Proposition. Let $R$ be a ring. Then the function $\lambda: R \to End_{Ab}(R)$ defined by $\lambda(r) = \lambda_r$ is an injective ring homomorphism.

Now, here goes the exercise: it's on the page $138$ in book, numbered $2.16$.

Prove that there is (up to isomorphism) only one structure of ring(with identity) on the abelian group $(\mathbb{Z},+)$. Let $R$ be a ring whose underlying group is $\mathbb{Z}$. Then there is an injective ring homomorphism $\lambda: R \to End_{Ab}(R)$, and the latter is isomorphic to the ring $\mathbb{Z}$. Prove that $\lambda$ is surjective is this case.

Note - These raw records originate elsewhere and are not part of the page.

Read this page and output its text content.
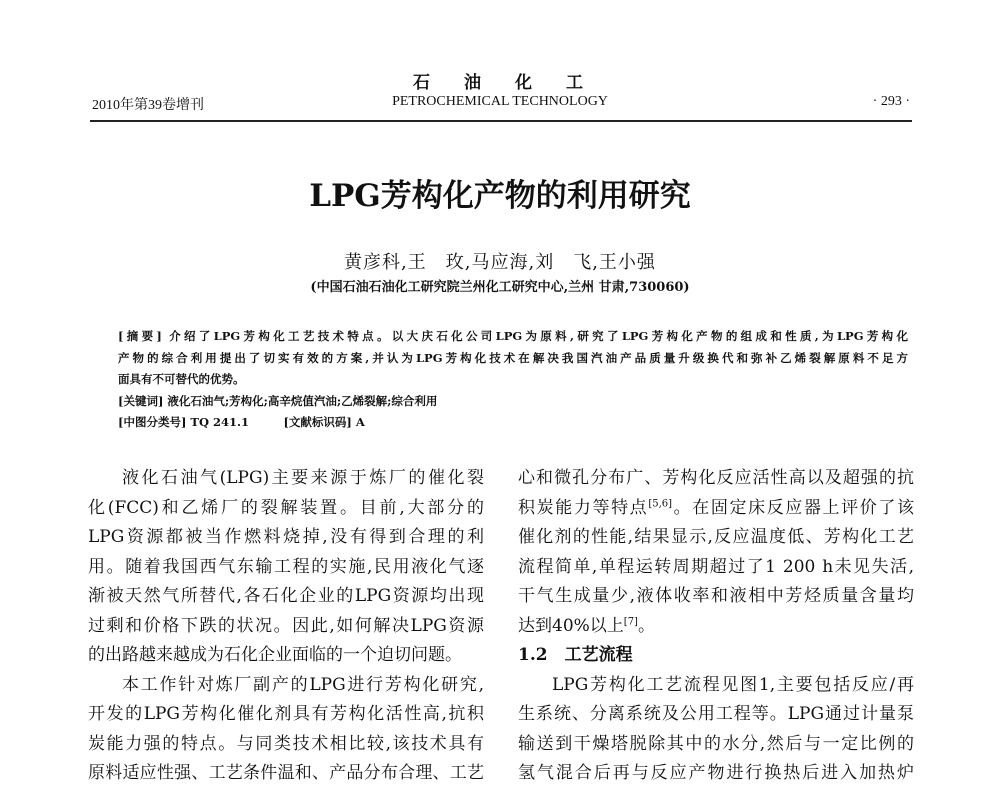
石油化工
2010年第39卷增刊	PETROCHEMICAL TECHNOLOGY	· 293 ·
LPG芳构化产物的利用研究
黄彦科,王　玫,马应海,刘　飞,王小强
(中国石油石油化工研究院兰州化工研究中心,兰州 甘肃,730060)
[摘要] 介绍了LPG芳构化工艺技术特点。以大庆石化公司LPG为原料,研究了LPG芳构化产物的组成和性质,为LPG芳构化
产物的综合利用提出了切实有效的方案,并认为LPG芳构化技术在解决我国汽油产品质量升级换代和弥补乙烯裂解原料不足方
面具有不可替代的优势。
[关键词] 液化石油气;芳构化;高辛烷值汽油;乙烯裂解;综合利用
[中图分类号] TQ 241.1　　　[文献标识码] A
液化石油气(LPG)主要来源于炼厂的催化裂
化(FCC)和乙烯厂的裂解装置。目前,大部分的
LPG资源都被当作燃料烧掉,没有得到合理的利
用。随着我国西气东输工程的实施,民用液化气逐
渐被天然气所替代,各石化企业的LPG资源均出现
过剩和价格下跌的状况。因此,如何解决LPG资源
的出路越来越成为石化企业面临的一个迫切问题。
本工作针对炼厂副产的LPG进行芳构化研究,
开发的LPG芳构化催化剂具有芳构化活性高,抗积
炭能力强的特点。与同类技术相比较,该技术具有
原料适应性强、工艺条件温和、产品分布合理、工艺
心和微孔分布广、芳构化反应活性高以及超强的抗
积炭能力等特点[5,6]。在固定床反应器上评价了该
催化剂的性能,结果显示,反应温度低、芳构化工艺
流程简单,单程运转周期超过了1 200 h未见失活,
干气生成量少,液体收率和液相中芳烃质量含量均
达到40%以上[7]。
1.2　工艺流程
LPG芳构化工艺流程见图1,主要包括反应/再
生系统、分离系统及公用工程等。LPG通过计量泵
输送到干燥塔脱除其中的水分,然后与一定比例的
氢气混合后再与反应产物进行换热后进入加热炉
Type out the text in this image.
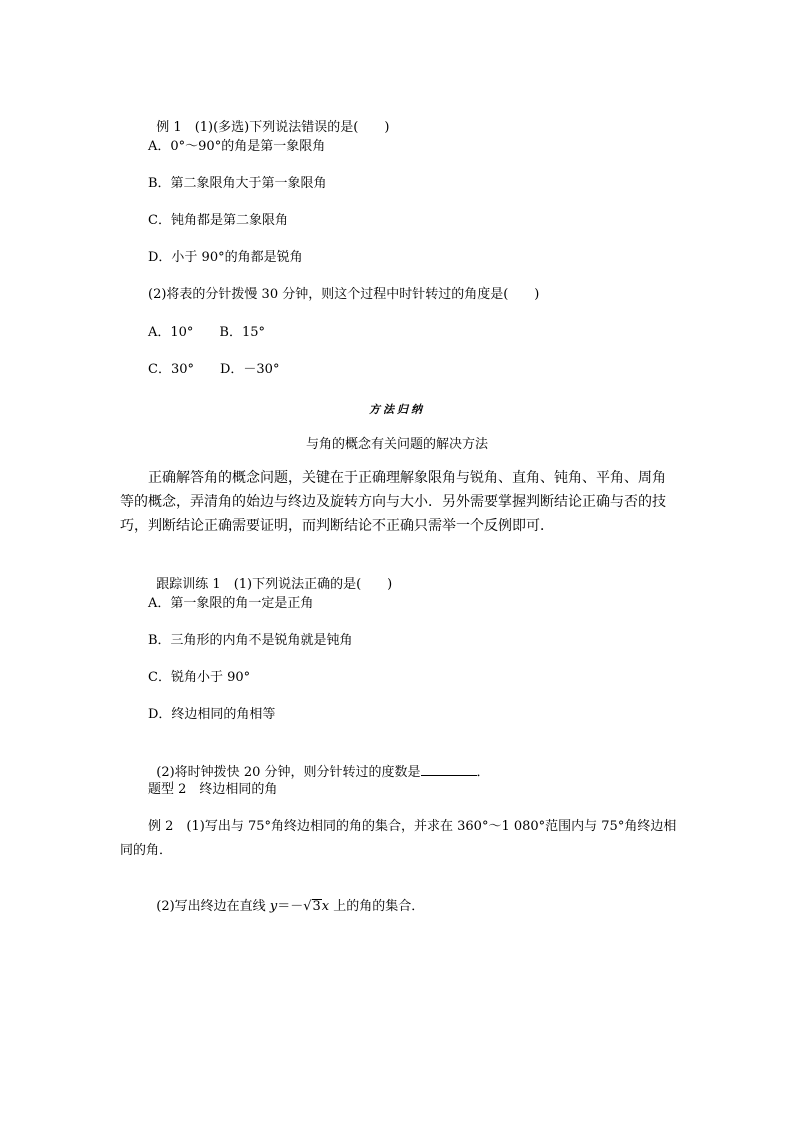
例 1　 (1)(多选)下列说法错误的是(　　)

A．0°～90°的角是第一象限角
B．第二象限角大于第一象限角
C．钝角都是第二象限角
D．小于 90°的角都是锐角
(2)将表的分针拨慢 30 分钟，则这个过程中时针转过的角度是(　　)
A．10°　　B．15°
C．30°　　D．－30°
方法归纳
与角的概念有关问题的解决方法
正确解答角的概念问题，关键在于正确理解象限角与锐角、直角、钝角、平角、周角等的概念，弄清角的始边与终边及旋转方向与大小．另外需要掌握判断结论正确与否的技巧，判断结论正确需要证明，而判断结论不正确只需举一个反例即可．

跟踪训练 1　 (1)下列说法正确的是(　　)

A．第一象限的角一定是正角
B．三角形的内角不是锐角就是钝角
C．锐角小于 90°
D．终边相同的角相等

(2)将时钟拨快 20 分钟，则分针转过的度数是	．

题型 2　终边相同的角
例 2　(1)写出与 75°角终边相同的角的集合，并求在 360°～1 080°范围内与 75°角终边相同的角．

(2)写出终边在直线 y＝－√3x 上的角的集合．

So, assume $R$ is some ring, whose underlying abelian group is $(\mathbb{Z}, +)$. We may denote it as $(\mathbb{Z}, + , o , 1_R = k)$ where $o$ is multiplication in $R$, and $k$ is some integer serving and identity in this ring.

We need to prove that every group homomorphism $\phi:(\mathbb{Z},+) \to (\mathbb{Z},+)$ may be defined by formula $\phi(n) = d \ o \ n$ for some integer $d$.

But every group endomorphism $\phi$ of $(\mathbb{Z},+)$ is uniquely determined by the image of $1$. Since $\forall n \in \mathbb{Z} \ \ \phi(n) = \phi(n1) = n\phi(1)$.

And $1_{(\mathbb{Z},+)}$ is determined as $\forall z \in \mathbb{Z} \ \ 1_{(\mathbb{Z},+)}(z) = k(=1_{(\mathbb{Z},+,o)}) \ o \ z = z$.

What can be done next to show $\lambda: (\mathbb{Z}, +, o, k) \to End_{Ab}(\mathbb{Z})$ is surjective?

Answer 1

Suppose $(\mathbb{Z},+,\circ,k)$ is a ring structure ($k$ is the identity). Thus $k\circ x=x$, for every $x\in\mathbb{Z}$.

Suppose $k>0$. Then $k=1+1+\dots+1$, so $$ x=k\circ x=1\circ x+1\circ x+\dots+1\circ x=k(1\circ x) $$ In particular, $x\in k\mathbb{Z}$, for every $x\in\mathbb{Z}$. Therefore $k=1$.

Then for $m>0$ and any $n$, $$ m\circ n=(1+1+\dots+1)\circ n=1\circ n+1\circ n+\dots+1\circ n= n+n+\dots+n=mn $$

If $m<0$, $m\circ n=-((-m)\circ n)=-(-mn)=mn$.

Finish it up, by proving that $k\le0$ is impossible.

Answer 2

$\lambda(k) = \lambda(k \circ k) = \lambda(k)\circ \lambda(k)$ (here the sign on the left is the multiplication in $R$, and the one on the right is functional composition), since we have a ring-homomorphism.

Hence the image of $k$ in $\text{End}_{\text{Ab}}(\Bbb Z)$ is an idempotent endomorphism. Since every endomorphism in $\text{End}_{\text{Ab}}(\Bbb Z)$ is of the form $j \mapsto nj$ for some integer $n$, the fact that the image of $k$ is idempotent means that:

$n^2 = n$, for $\lambda(k) = n\cdot (-)$.

Now $n^2 = n$ is equivalent to: $n(n - 1) = 0$, and since the integers are an integral domain, we have only two choices: $n = 0$, or $n = 1$.

The former case leads to $\lambda$ being the $0$-map, which is certainly not injective. So we must have $n = 1$, which establishes the surjectivity of $\lambda$.